Feature Request: PKI engine copies IP address as DNS name into SAN extension

[gnugnug]

When creating a PKI role in Vault and issuing a certificate via

vault write pki/issue/rolename common_name=10.0.0.1

Vault creates a certificate with a Subject Alternative Name extension with the value "DNS:10.0.0.1"

The created certificate is invalid, since 10.0.0.1 is not a DNS name.

Expected Behavior:
It would be more convenient if Vault would check whether common_name is an IP address and copy it as IP address:10.0.0.1 into the SAN extension.
Otherwise you have to work around this behaviour on the client side by performing the same check and in case of an IP address set exclude_cn_from_sans=true and ip_sans=10.0.0.1

[catsby]

Hello @gnugnug - thanks for writing in this feature request. I'm not yet convinced this is a good feature to add, specifically because as you mention that 10.0.0.1 is not a valid common name. I worry that adding logic to accept IP addresses for common_name and instead use that value for Subject Alternative Names (SAN) (especially when we offer an ip_sans attribute) introduces unexpected behavior to Vault.

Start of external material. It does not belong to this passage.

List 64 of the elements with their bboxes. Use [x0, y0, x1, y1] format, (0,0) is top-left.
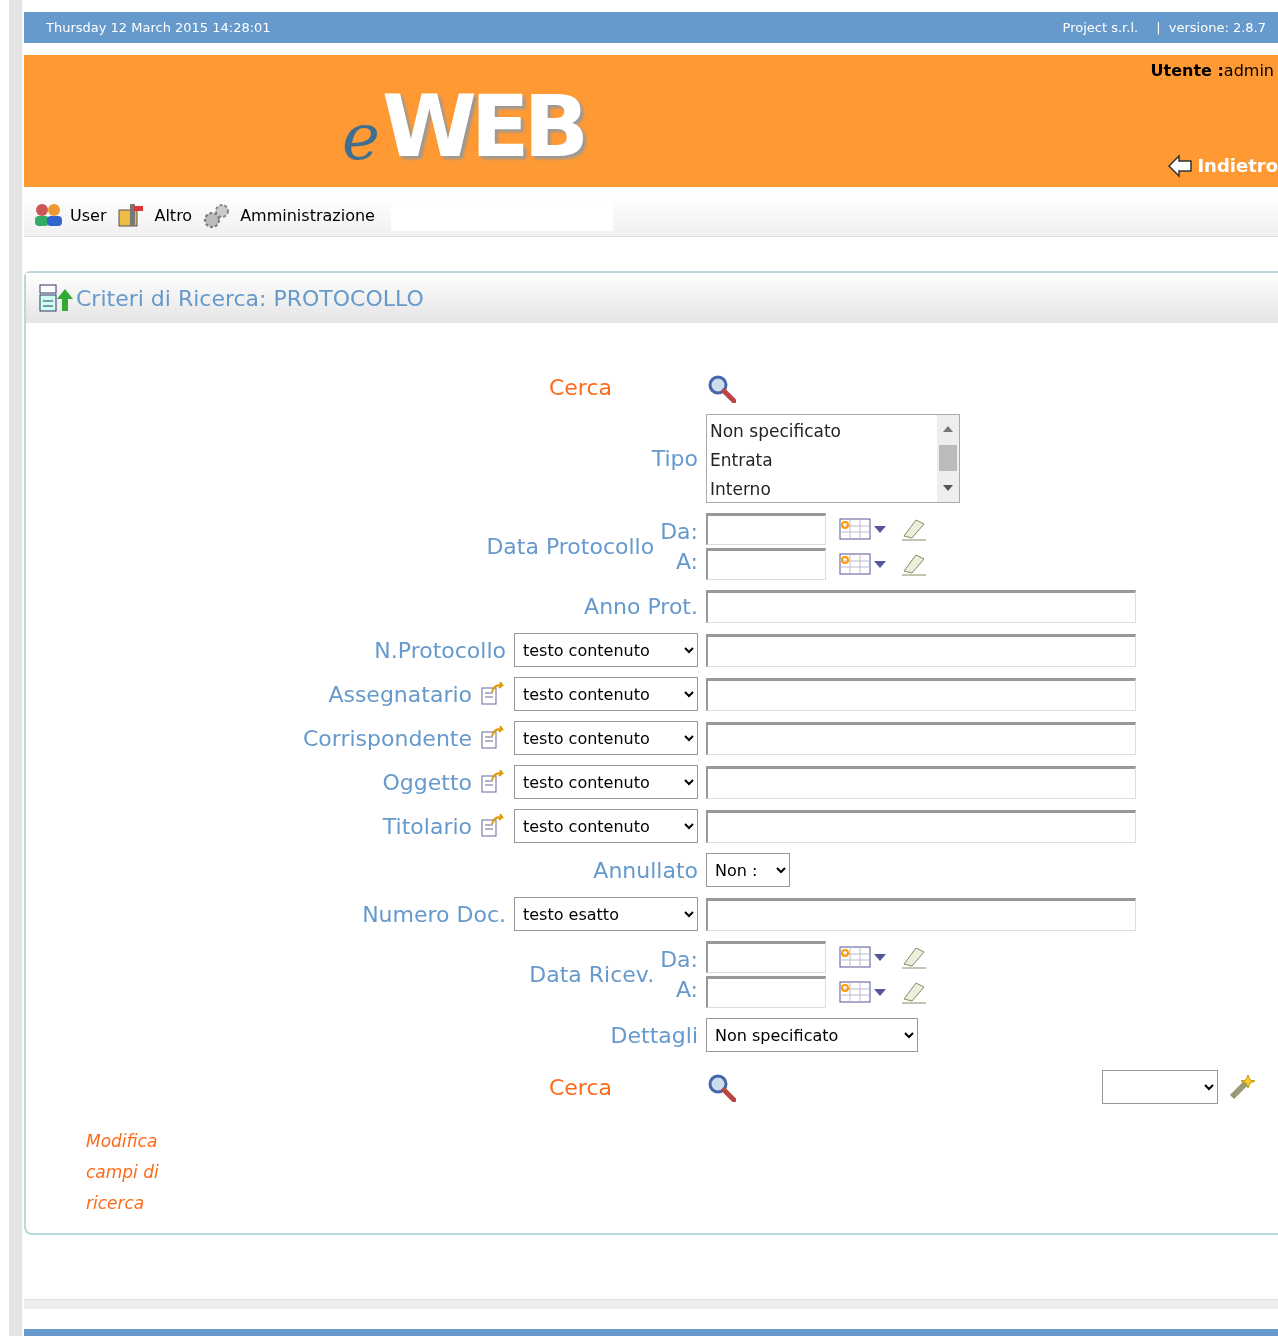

This scenario sounds very specific to a use case you may have. Is there any other widely used case that would add support for this idea?

[gnugnug]

Thank you for your response @catsby

I believe there is a misunderstanding. I didn't write that 10.0.0.1 would be an invalid common name, in fact as far as I know the specification allows to put any kind of string into the common name field.

I'll try to explain our use case in more detail:
We issue certificates for systems via 'pki/issue/ { "common_name": "..." }'

• For systems where common_name is a DNS name (eg example.net) this works as expected. We get a certificate back with CN=example.net in the subject as well as dnsName=example.net in the Subject Alternative Names extension
• However if we request a certificate for a system with only a IP address (eg 10.0.0.1), Vault returns a certificate which cannot be used in practice, with CN=10.0.0.1 and dnsName=10.0.0.1 in the SAN extension. The CN is fine, but adding 10.0.0.1 as a dnsName to the SAN extension will not be accepted by clients.

I am not aware of a scenario where having an IP address in the dnsName field would be desirable, so I do not believe that this adds unexpected behaviour to Vault - hence my feature request that Vault should not produce such certificates.

[mju]

An IP can be a legit common name. See https://stackoverflow.com/questions/5136198/what-strings-are-allowed-in-the-common-name-attribute-in-an-x-509-certificate. The only constraint on CN is the length, which is not enforced everywhere. OpenSSL does check whether a CN is longer than 64 chars.

We also would like to be able to specify exclude_cn_from_sans on a PKI secret engine role. It makes sense to have it
when a role has "allow_any_name" already. Non domain like CN's are common for client certificates. In such a case,
things that help debugging, logging, etc. may go into CN. And those should not be copied as a DNS SAN.

It makes sense to specify exclude_cn_from_sans on a role when we know already the role is 100% for issuing
client certificates and when "allow_any_name" is true.